Our society is dead. The last remaining humans retreat and find shelter in Malls, where MOM (mall operations manager) protects them from the outside post-apocalyptic world and the superorganisms that destroyed it long ago. Cisco the Kid, the protagonist, and other test pilots “world” in generated realities. Throughout the book he starts to lose himself, and he finds that something in these virtual worlds doesn’t add up. Once Cisco and the others discover MOM may have misled them and may also have become a self-aware AI, which may be slipping into insanity, life as they know it will change forever.
Overall I enjoyed reading MOM. I discovered an intriguing side to futuristic sci-fi, which isn’t always on my TBR list. You get a strong sense that Collin takes the time to flesh out his work. And he dedicates his efforts to create an entirely unique world. How many times have you heard the word “autonomous ebee” (electronic being)? For this fantasy lover, I’m lucky if I understand it (and thankfully I do).
Collin’s world building is superb. It hooks you in and takes you on a sci-fi junkie’s mind-altering adventure. His characters move the story along and keep your attention. I’m not a huge fan of multiple POVs in stories. Sometimes I find any more than three distracting. However don’t let that issue waylay you from reading the book. From chapter one to the next, you aren’t sure which POV you’ll read next, but that change keeps the story stimulating. One big tip any readers need for MOM is to pay attention to every detail. Collin incorporates intricate information into his work.

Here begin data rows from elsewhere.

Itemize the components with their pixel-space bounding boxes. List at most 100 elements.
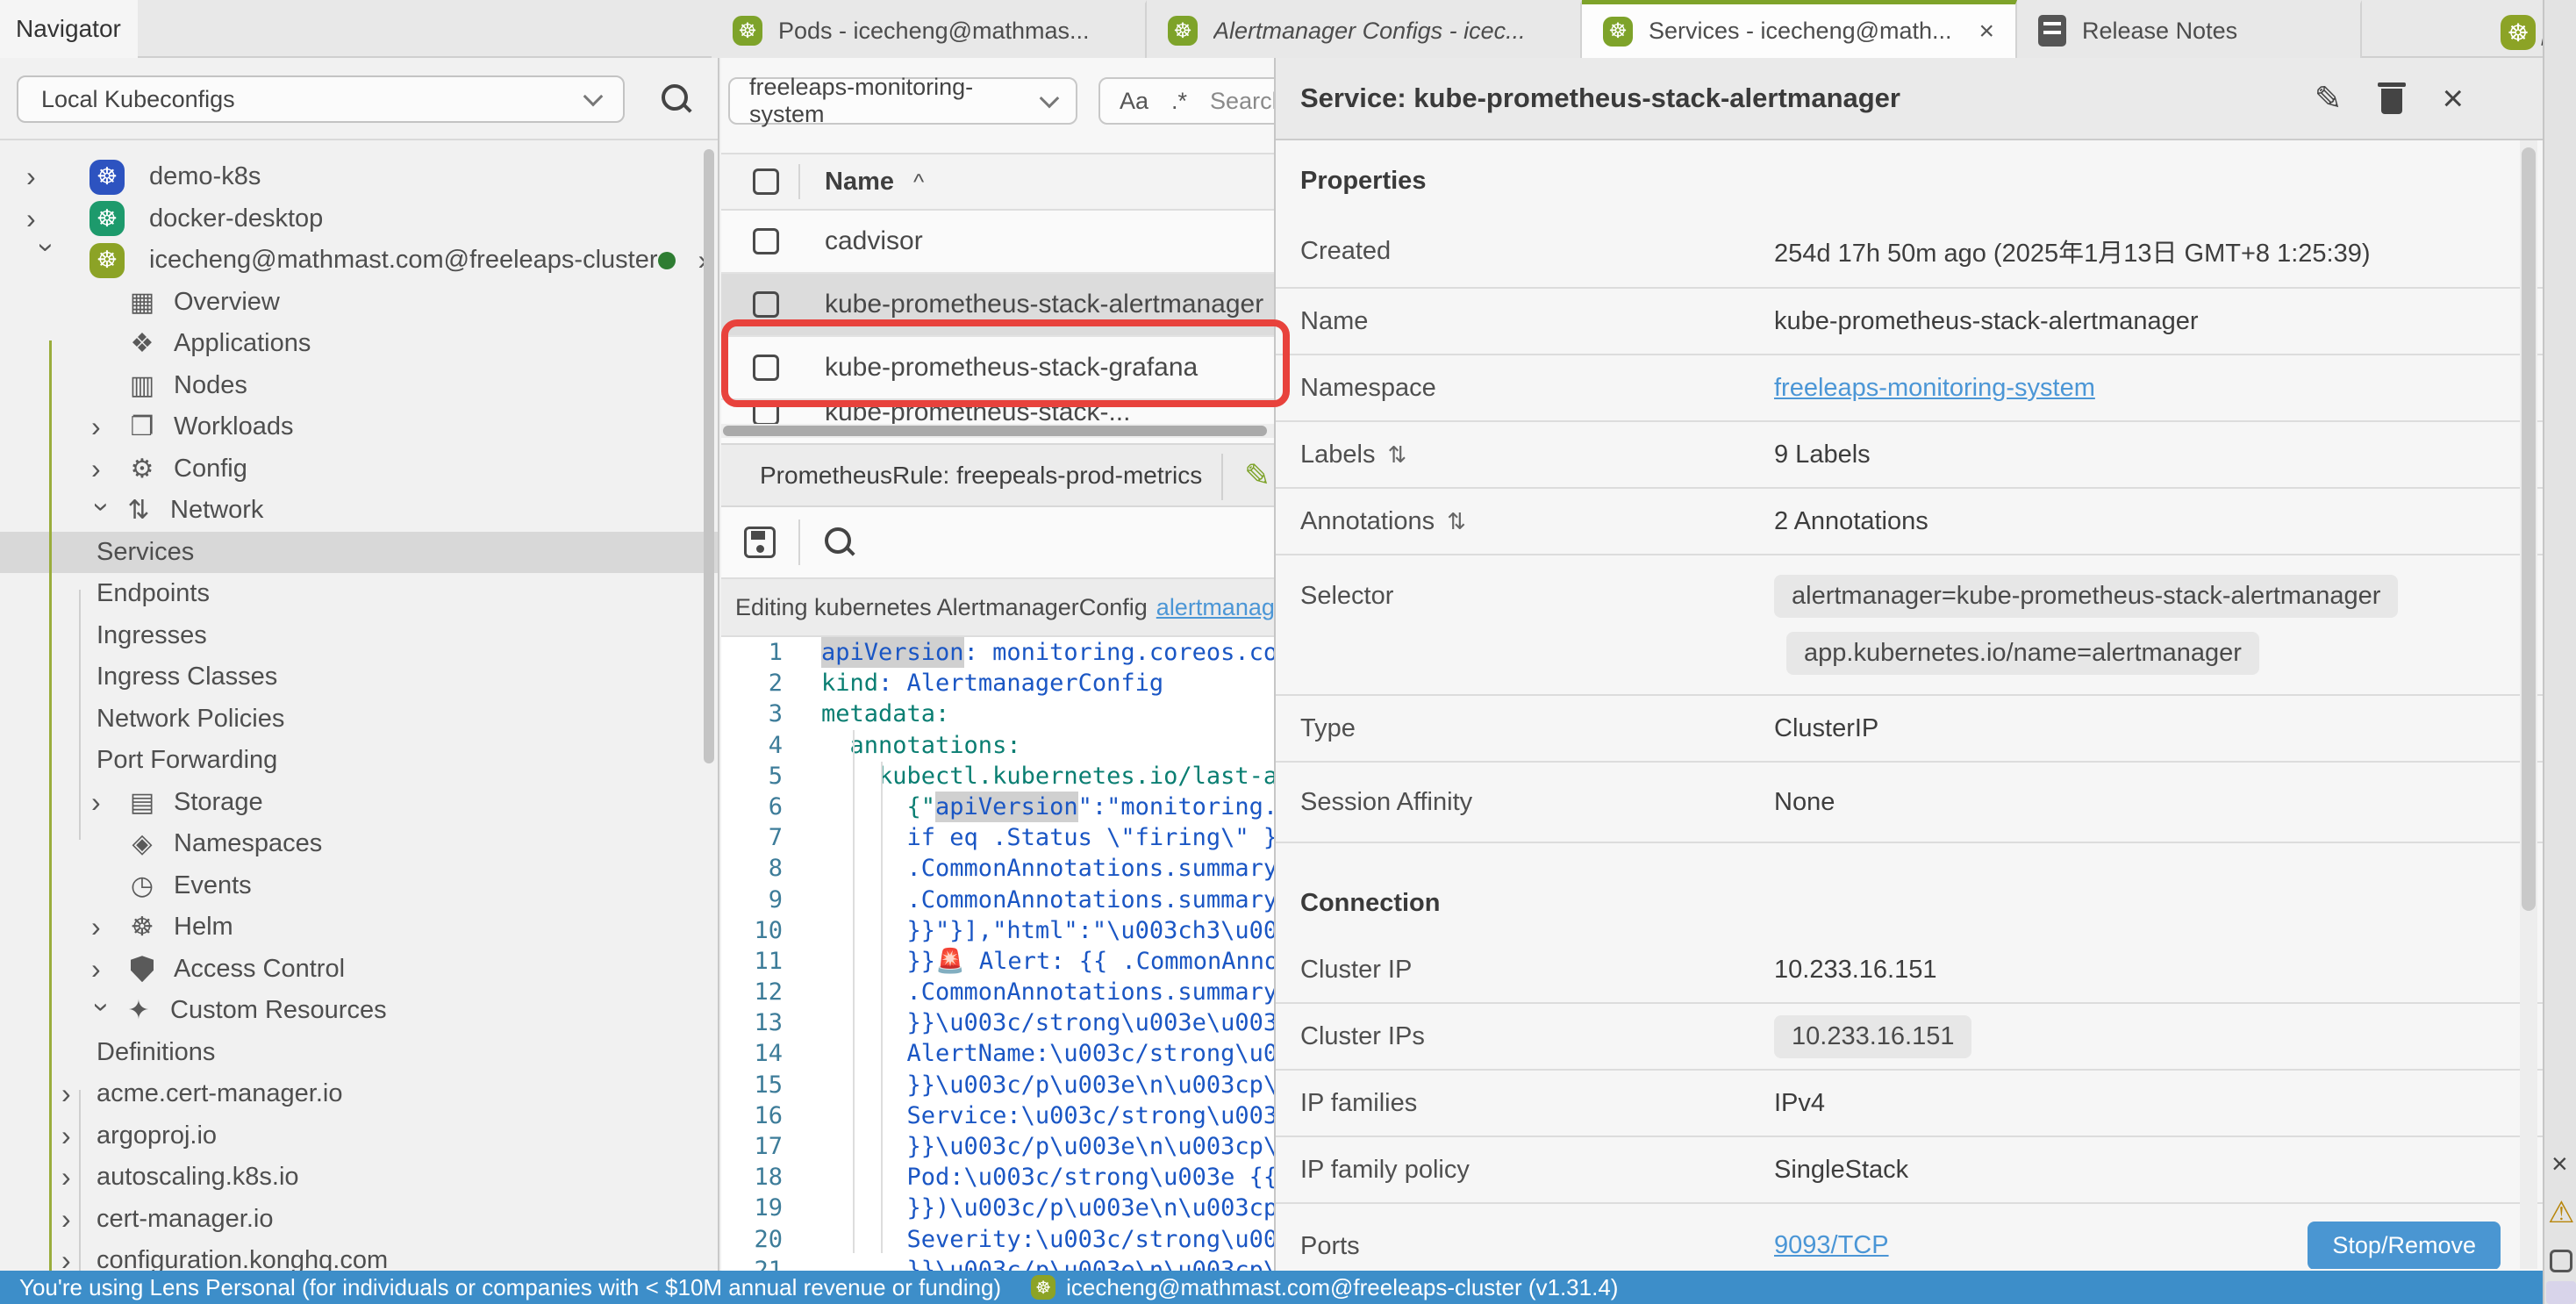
select-all-checkbox[interactable] xyxy=(753,168,779,195)
tree-item[interactable]: › Endpoints › xyxy=(0,573,719,615)
code-value: }}🚨 Alert: {{ .CommonAnnotati xyxy=(821,946,1335,977)
tree-item[interactable]: › Port Forwarding › xyxy=(0,740,719,782)
chevron-right-icon[interactable]: › xyxy=(26,161,89,193)
property-row-ip-family-policy: IP family policy SingleStack xyxy=(1276,1137,2543,1204)
tree-item-label: cert-manager.io xyxy=(97,1205,274,1234)
service-name: kube-prometheus-stack-alertmanager xyxy=(825,290,1263,319)
tree-item-label: Applications xyxy=(174,329,311,358)
tab-pods[interactable]: ☸ Pods - icecheng@mathmas... xyxy=(712,0,1147,58)
tree-item[interactable]: › acme.cert-manager.io › xyxy=(0,1073,719,1115)
tree-item[interactable]: › cert-manager.io › xyxy=(0,1199,719,1241)
cluster-status: › xyxy=(658,244,708,276)
match-case-toggle[interactable]: Aa xyxy=(1120,88,1148,115)
scrollbar-thumb[interactable] xyxy=(723,426,1267,436)
tree-item[interactable]: › Custom Resources › xyxy=(0,990,719,1032)
sort-ascending-icon[interactable]: ^ xyxy=(913,168,924,196)
chevron-right-icon[interactable]: › xyxy=(91,786,126,819)
tree-item[interactable]: › Access Control › xyxy=(0,949,719,991)
row-checkbox[interactable] xyxy=(753,228,779,254)
search-icon[interactable] xyxy=(660,82,693,116)
chevron-right-icon[interactable]: › xyxy=(91,453,126,485)
selector-badge: app.kubernetes.io/name=alertmanager xyxy=(1786,632,2259,675)
close-icon[interactable]: × xyxy=(2551,1148,2568,1180)
navigator-sidebar: Local Kubeconfigs › demo-k8s › › xyxy=(0,58,719,1271)
tree-item[interactable]: › Config › xyxy=(0,448,719,491)
tree-item-label: Nodes xyxy=(174,371,247,400)
indent-guide xyxy=(79,590,81,840)
tree-item[interactable]: › autoscaling.k8s.io › xyxy=(0,1157,719,1199)
sidebar-scrollbar[interactable] xyxy=(704,149,714,763)
tree-item[interactable]: › Ingress Classes › xyxy=(0,656,719,699)
chevron-right-icon[interactable]: › xyxy=(91,911,126,943)
namespace-select[interactable]: freeleaps-monitoring-system xyxy=(728,77,1077,125)
property-row-labels: Labels ⇅ 9 Labels xyxy=(1276,422,2543,489)
tree-item[interactable]: › Definitions › xyxy=(0,1032,719,1074)
tree-item[interactable]: › Network › xyxy=(0,490,719,532)
warning-icon[interactable]: ⚠ xyxy=(2548,1195,2574,1230)
namespace-link[interactable]: freeleaps-monitoring-system xyxy=(1774,374,2095,403)
notification-box-icon[interactable] xyxy=(2550,1250,2572,1272)
kubeconfig-select[interactable]: Local Kubeconfigs xyxy=(17,75,625,123)
tree-item[interactable]: › Nodes › xyxy=(0,365,719,407)
tree-item[interactable]: › Storage › xyxy=(0,782,719,824)
row-checkbox[interactable] xyxy=(753,291,779,318)
property-row-cluster-ips: Cluster IPs 10.233.16.151 xyxy=(1276,1004,2543,1071)
service-name: kube-prometheus-stack-... xyxy=(825,400,1130,424)
tab-alertmanager-configs[interactable]: ☸ Alertmanager Configs - icec... xyxy=(1147,0,1582,58)
row-checkbox[interactable] xyxy=(753,400,779,424)
tree-item[interactable]: › docker-desktop › xyxy=(0,198,719,240)
property-row-session-affinity: Session Affinity None xyxy=(1276,763,2543,843)
row-checkbox[interactable] xyxy=(753,355,779,381)
tree-item[interactable]: › Ingresses › xyxy=(0,615,719,657)
line-number: 15 xyxy=(721,1070,783,1100)
tree-item[interactable]: › Overview › xyxy=(0,282,719,324)
tree-item[interactable]: › configuration.konghq.com › xyxy=(0,1240,719,1271)
line-number: 13 xyxy=(721,1007,783,1038)
chevron-right-icon[interactable]: › xyxy=(91,411,126,443)
port-link[interactable]: 9093/TCP xyxy=(1774,1231,1889,1260)
edit-pencil-icon[interactable]: ✎ xyxy=(1244,457,1270,494)
regex-toggle[interactable]: .* xyxy=(1171,88,1187,115)
tree-item[interactable]: › Services › xyxy=(0,532,719,574)
indent-guide xyxy=(881,762,883,1253)
tree-item-icon xyxy=(126,871,158,901)
edit-pencil-icon[interactable]: ✎ xyxy=(2315,79,2343,118)
property-value: SingleStack xyxy=(1774,1156,1908,1185)
chevron-right-icon[interactable]: › xyxy=(31,243,63,306)
property-label: Labels xyxy=(1300,441,1375,469)
tree-item[interactable]: › icecheng@mathmast.com@freeleaps-cluste… xyxy=(0,240,719,282)
tree-item[interactable]: › Events › xyxy=(0,865,719,907)
close-icon[interactable]: × xyxy=(1971,17,1994,47)
search-icon[interactable] xyxy=(823,526,856,559)
line-number: 9 xyxy=(721,885,783,915)
tab-services-active[interactable]: ☸ Services - icecheng@math... × xyxy=(1582,0,2017,58)
chevron-right-icon[interactable]: › xyxy=(86,1003,118,1035)
tree-item[interactable]: › Workloads › xyxy=(0,406,719,448)
tree-item[interactable]: › Network Policies › xyxy=(0,699,719,741)
tree-item-label: autoscaling.k8s.io xyxy=(97,1163,299,1192)
tab-label: Services - icecheng@math... xyxy=(1649,18,1956,45)
chevron-right-icon[interactable]: › xyxy=(86,503,118,534)
chevron-right-icon[interactable]: › xyxy=(91,953,126,985)
sort-toggle-icon[interactable]: ⇅ xyxy=(1447,508,1466,535)
tree-item[interactable]: › Helm › xyxy=(0,906,719,949)
tree-item[interactable]: › argoproj.io › xyxy=(0,1115,719,1157)
drawer-scrollbar[interactable] xyxy=(2522,147,2536,911)
property-value: ClusterIP xyxy=(1774,714,1878,743)
delete-trash-icon[interactable] xyxy=(2379,82,2405,114)
tree-item[interactable]: › demo-k8s › xyxy=(0,156,719,198)
tree-item[interactable]: › Applications › xyxy=(0,323,719,365)
sort-toggle-icon[interactable]: ⇅ xyxy=(1387,441,1406,469)
save-icon[interactable] xyxy=(744,527,776,558)
tab-release-notes[interactable]: Release Notes xyxy=(2017,0,2362,58)
chevron-right-icon[interactable]: › xyxy=(26,203,89,235)
close-icon[interactable]: × xyxy=(2442,80,2464,117)
status-bar: You're using Lens Personal (for individu… xyxy=(0,1271,2543,1304)
horizontal-scrollbar[interactable] xyxy=(721,424,1274,438)
code-value: Service:\u003c/strong\u003e { xyxy=(821,1100,1320,1131)
name-column-header[interactable]: Name xyxy=(825,168,894,197)
stop-remove-button[interactable]: Stop/Remove xyxy=(2308,1222,2501,1269)
tree-item-label: argoproj.io xyxy=(97,1121,217,1150)
tree-item-label: Config xyxy=(174,455,247,484)
tree-item[interactable]: › Namespaces › xyxy=(0,823,719,865)
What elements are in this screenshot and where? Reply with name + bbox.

I think my only negative for the book is the terms and the language characters use. Understanding what each new word means took me awhile. If you aren’t accustomed to this type of writing, you may feel a bit lost. But, and I mean but, I am grateful for the glossary (yes, this book has one). You know you’ve stepped into a multi-faceted universe when you find one at the end of the book.
But if you’re a sci-fi fanatic like some people I know, MOM should be your next book. This book will take you on the craziest trip you’ve ever been on. And it will make you question everything. So get ready and strap in. MOM has just arrived.